An integral aspect of running a successful community is enabling people to understand who, in fact, they are having a dialogue with, Bard adds. Oftentimes, an employee buried deeper behind the walls of an organization, such as someone in research and development, can provide a wealth of knowledge on particular product or service issues. A community allows sales, marketing, and customer service to tap into a broad brain trust, which was one of the factors fueling the launch of Salesforce.com's Chatter Groups and Communities for partners and customers.
Creating a digital venue for customers and employees also worked for Dell's TechCenter, an online community powered by Telligent. Dell was able to increase traffic to Dell.com by 30 percent as a result of integrating its community platform with its global site. Because a majority of TechCenter users are highly technical IT administrators, they can join solution areas such as networking and systems management to interact directly with product engineers and other members of Dell's technical team, according to Jeff Sullivan, Dell's senior marketing manager for communities and social media.
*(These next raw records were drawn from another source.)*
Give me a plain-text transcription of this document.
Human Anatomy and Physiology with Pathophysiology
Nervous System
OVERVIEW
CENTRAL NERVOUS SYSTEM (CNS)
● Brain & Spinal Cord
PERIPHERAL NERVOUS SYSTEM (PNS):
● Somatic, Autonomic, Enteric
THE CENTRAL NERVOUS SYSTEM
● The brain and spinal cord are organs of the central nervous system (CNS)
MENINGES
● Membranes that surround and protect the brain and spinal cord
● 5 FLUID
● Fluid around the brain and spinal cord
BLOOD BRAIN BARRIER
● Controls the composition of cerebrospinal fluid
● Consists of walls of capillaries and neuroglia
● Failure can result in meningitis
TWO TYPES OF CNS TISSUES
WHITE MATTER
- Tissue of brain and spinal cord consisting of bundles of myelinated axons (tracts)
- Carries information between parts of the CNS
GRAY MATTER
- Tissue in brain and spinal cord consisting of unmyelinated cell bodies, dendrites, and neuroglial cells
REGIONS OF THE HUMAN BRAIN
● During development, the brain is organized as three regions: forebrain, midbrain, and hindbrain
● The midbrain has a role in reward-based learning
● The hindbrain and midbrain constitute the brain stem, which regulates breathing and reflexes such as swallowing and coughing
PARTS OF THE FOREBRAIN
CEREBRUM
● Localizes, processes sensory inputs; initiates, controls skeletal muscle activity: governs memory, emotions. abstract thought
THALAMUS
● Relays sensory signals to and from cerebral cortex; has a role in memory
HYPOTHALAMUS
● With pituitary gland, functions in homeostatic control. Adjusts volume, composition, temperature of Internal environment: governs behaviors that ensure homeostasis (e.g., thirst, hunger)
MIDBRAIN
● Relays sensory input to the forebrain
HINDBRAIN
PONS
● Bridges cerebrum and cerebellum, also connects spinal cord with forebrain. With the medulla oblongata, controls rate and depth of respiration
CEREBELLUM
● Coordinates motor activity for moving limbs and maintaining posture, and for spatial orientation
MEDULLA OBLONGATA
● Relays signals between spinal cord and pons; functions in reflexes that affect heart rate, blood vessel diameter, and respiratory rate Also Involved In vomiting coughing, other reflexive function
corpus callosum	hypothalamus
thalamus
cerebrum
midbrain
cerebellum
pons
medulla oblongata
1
Regarding employee training, collaboration among enterprise teams also helps address the "classic bell curve of agents," as Steve Kraus, senior director of product marketing for CRM solutions at Pegasystems, puts it. Collaboration tools make best practices shareable, and supervisors have more insight into questions being asked, content being used, and answers that top agents are delivering to scale them across the contact center, he says.